Former Michigan Gov. Jennifer Granholm, Biden's nominee to lead the Department of Energy, testified before a Senate panel earlier this week. Senators on the committee from oil, gas and coal-producing states expressed concern that their communities would be left jobless in a turn to renewable energy sources. Sen. Joe Manchin, a Democrat from West Virginia, begged Granholm: "Don’t just leave them in a barren wasteland."
Granholm assured him and others that it will be a top priority, and they'll use "place-based" solutions to leverage existing skills in traditional energy to grow jobs in new industries.
U.S. Rep. Tim Walberg, R-Tipton, struck a similar chord in a statement: “As the auto industry makes technological advancements, my focus is on making sure those investments are taking place in Michigan. At the end of the day, the autoworkers in my district want access to good-paying jobs where they can manufacture quality products."
The UAW released a statement saying it's members "have never shied away from working with new technology.

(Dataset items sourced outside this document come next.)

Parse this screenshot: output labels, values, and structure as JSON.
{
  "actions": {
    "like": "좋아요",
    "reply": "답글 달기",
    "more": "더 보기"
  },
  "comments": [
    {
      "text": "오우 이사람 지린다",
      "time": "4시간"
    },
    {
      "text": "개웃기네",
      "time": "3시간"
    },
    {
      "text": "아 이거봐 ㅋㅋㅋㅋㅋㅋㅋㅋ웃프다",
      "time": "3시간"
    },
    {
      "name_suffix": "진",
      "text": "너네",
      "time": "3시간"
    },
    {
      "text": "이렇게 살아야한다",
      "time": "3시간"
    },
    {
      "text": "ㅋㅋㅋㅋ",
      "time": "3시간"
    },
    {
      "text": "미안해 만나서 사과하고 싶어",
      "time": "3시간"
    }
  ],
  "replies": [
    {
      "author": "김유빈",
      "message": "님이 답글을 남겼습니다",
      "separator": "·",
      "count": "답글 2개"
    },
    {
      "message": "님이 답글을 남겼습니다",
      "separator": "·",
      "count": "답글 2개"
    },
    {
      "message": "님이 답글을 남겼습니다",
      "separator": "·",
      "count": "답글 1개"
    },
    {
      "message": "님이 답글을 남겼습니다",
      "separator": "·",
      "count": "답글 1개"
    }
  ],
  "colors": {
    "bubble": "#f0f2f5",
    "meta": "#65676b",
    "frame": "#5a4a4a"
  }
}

Even with these new product goals, it will be some time before the transition occurs. But the important thing is that President Biden agrees with our position that any new jobs replacing (internal combustion) engines are union wage and benefit jobs."
It's incumbent upon policymakers to use procurement, tax credits and other tools to help companies and communities retain whatever domestic jobs they can under the new industry, said Paul Bledsoe, a strategic adviser for the Progressive Policy Institute who served as a climate adviser to President Bill Clinton.
"The alternative is to not help the industry and see more jobs and production go overseas," he said. "Because the industry is moving toward EVs whether you like it or not."